D'un geste de la main, il réclama de nouveaux le remplissage des verres.
« Beltran a en effet cette force dans la gestion des hommes. Il a une vision de l'armée et de l'honneur qui doit parfois être compliqué à vivre, même pour lui, mais qui lui donne ce pouvoir sur les troupes, et le respect des instances dirigeantes. »
Il n'y avait nul flagornerie, ou tentative de cirage de pompe de la part du lieutenant. Non il pensait réellement ce qu'il disait, et ce depuis le premier jour où il avait rencontré Beltran.
« Vous n’êtes peut être qu'un baroudeur, mais je ne suis qu'un mercenaire. Je n'ai pas la vision ou l’entraînement du soldat comme Beltran, ni même la précision et la force de Kalaïd, mais je fais ce pour quoi je suis doué : protéger ceux qu'on me paye pour protéger. Sans Beltran et Kalaïd, si je me trouvais parmi les seuls officiers de l'armée, croyez-moi, Valdemar irait droit à sa perte »
Il éclata de rire. Oui il le savait, il était aimé des hommes, et respecté, car il avait une « réputation ». Qu'on savait d'où il venait, ce qu'il avait fait, et qu'il restait ce personnage atypique et proche d'eux. Il n'était pas issu de la noblesse, n'avait pas reçu une éducation dispensé par les plus grands (même si Aed avait vérifié qu'il ait les bases), il était un peu brut de décoffrage. Mais il faisait son job et il le faisait bien.
« Mais tu.. Pardon.. La bière me fait oublier les convenances. Vous avez raison, sur un point : savoir qu'ils ont quelque chose à perdre, fait d'eux des êtres humains pour les hommes. Les soldats que nous allons envoyer là-bas, beaucoup ne reviendront pas, et beaucoup sont trop jeune pour même savoir ce que cela signifie réellement. Un homme comme moi, ou même vous à ce que je peux en déduire, nous connaissons les risques... Mais les gosses que nous formons... Voir que leurs officiers aussi ont quelque chose à perdre, cela les rapproche, ils se sentent égaux, cela leur donne une raison de se battre avec eux, de se battre pour eux. Et mieux vaut au combat avoir un camarade prêt à vous sauver la vie quitte à perdre la sienne, plutôt qu'une personne qui vous tournera le dos à la première occasion. Pour ma part j'ai toujours été sûr que le capitaine avait quelque chose d'humain. Je l'ai su la première fois que je l'ai rencontré. Et les fois suivantes, quand a chaque rapport calamiteux que je lui portais, il était secoué d'un profond soupir. »

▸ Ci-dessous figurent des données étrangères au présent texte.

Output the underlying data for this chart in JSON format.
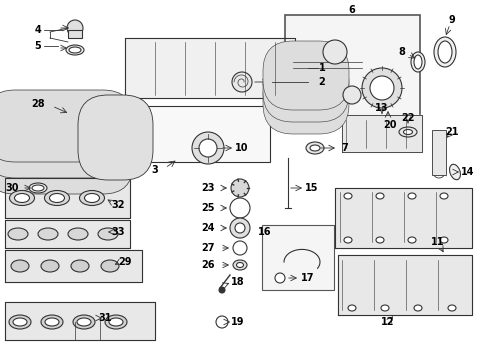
{
  "bg_color": "#ffffff",
  "line_color": "#333333",
  "label_color": "#000000",
  "fig_width": 4.89,
  "fig_height": 3.6,
  "dpi": 100
}
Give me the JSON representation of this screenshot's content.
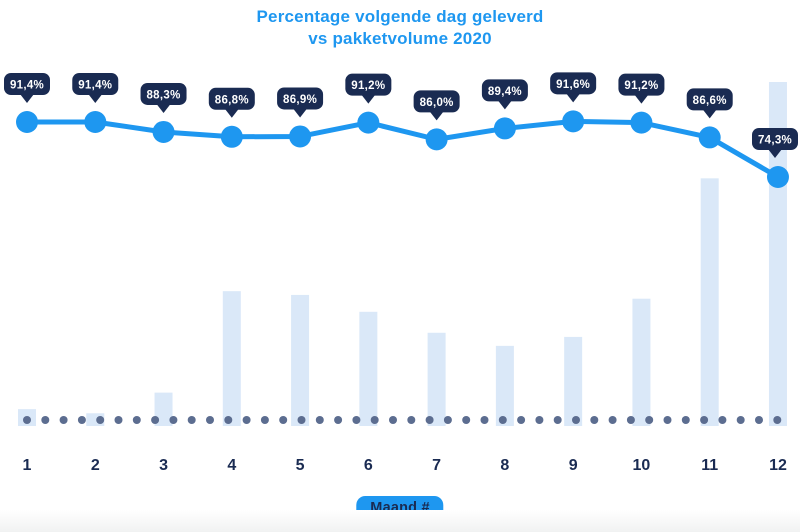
{
  "chart": {
    "title_line1": "Percentage volgende dag geleverd",
    "title_line2": "vs pakketvolume 2020",
    "xlabel": "Maand #"
  },
  "chart_data": {
    "type": "line",
    "subtype": "line-with-background-bars",
    "title": "Percentage volgende dag geleverd vs pakketvolume 2020",
    "xlabel": "Maand #",
    "ylabel": "",
    "categories": [
      "1",
      "2",
      "3",
      "4",
      "5",
      "6",
      "7",
      "8",
      "9",
      "10",
      "11",
      "12"
    ],
    "series": [
      {
        "name": "percentage volgende dag geleverd",
        "type": "line",
        "unit": "%",
        "values": [
          91.4,
          91.4,
          88.3,
          86.8,
          86.9,
          91.2,
          86.0,
          89.4,
          91.6,
          91.2,
          86.6,
          74.3
        ],
        "labels": [
          "91,4%",
          "91,4%",
          "88,3%",
          "86,8%",
          "86,9%",
          "91,2%",
          "86,0%",
          "89,4%",
          "91,6%",
          "91,2%",
          "86,6%",
          "74,3%"
        ]
      },
      {
        "name": "pakketvolume 2020",
        "type": "bar",
        "unit": "relative index (max month = 100, estimated from bar heights, no y-axis shown)",
        "values": [
          4.9,
          3.7,
          9.7,
          39.2,
          38.1,
          33.2,
          27.1,
          23.3,
          25.9,
          37.0,
          72.0,
          100.0
        ]
      }
    ],
    "layout": {
      "grid": false,
      "legend": "none",
      "value_labels": "navy speech-bubble badges above each line point",
      "baseline": "horizontal dotted line at x-axis",
      "x_axis_label_style": "blue rounded badge below month numbers"
    },
    "colors": {
      "accent_blue": "#1E97F0",
      "navy": "#1A2B52",
      "bar_fill": "#DAE8F8",
      "baseline_dot": "#5C6D90",
      "badge_text": "#FFFFFF",
      "background": "#FFFFFF"
    }
  }
}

Fitz souriait franchement au souvenir de la tête du capitaine quand Fitz rentrait de patrouille pour lui faire son rapport sur les cadavres qui marchent, les morts qui lui parlent, et autres joyeusetés dont Fitz avait le secret. Il se demandait d'ailleurs si ce n'était pas une des raisons qui faisait que le lieutenant n'avait pas été envoyé à l'extérieur de la ville depuis un moment.
Par contre quand Wylan aborda l'enfance de Beltran, le lieutenant faillit s'étouffer, laissant la bière passer par un conduit où elle n'était pas censé passer.
« J'avoue avoir pensé un moment, qu'il avait été élevé dans un corps de garde, né déjà adulte, donnant déjà des ordres à sa nourrice sur la façon de le langer correctement. Mais la révélation sur le petit garçon mignon aux boucles blondes me laisse rêveur. Par contre si vous avez un truc pour que je puisse garder mon sérieux la prochaine fois que je le rencontre ca pourrait être sympa. Soyons franc, un lieutenant hilare pendant que son chef donne des ordres, ca manque de sérieux au sein de l'armée ! »
Par contre Fitz mit un moment à comprendre sa dernière phrase.
« Ha Kyra, je suppose que c'est votre compagnon ? J'avoue avoir tendance à oublier que les hérauts sont rarement seuls ! Et je me demandais bien de qui vous pouviez parler ! »
Pourtant il les croisait de plus en plus, et tous les jours, il les connaissait, recevait des ordres, mais rien à faire, Fitz oubliait toujours l'omniprésence de cette dualité chez ces hommes et ces femmes qu'il croisait.
*Déjà que j'ai du mal à être seul dans ma tête, je n'imagine même pas si je devais en avoir un deuxième avec moi*
« Je me suis toujours posé une question à ce sujet, si vous pouvez éclairer ma lanterne, et bien sur si vous le désirez. Le caractère de vos compagnons, est-il équivalent à celui du héraut, ou les deux entités peuvent-elles être diamétralement opposées ? Parc que, déjà être d'accord avec soit même n'est pas chose aisée, mais être en accord avec une personne différente, je n'imagine même pas ! »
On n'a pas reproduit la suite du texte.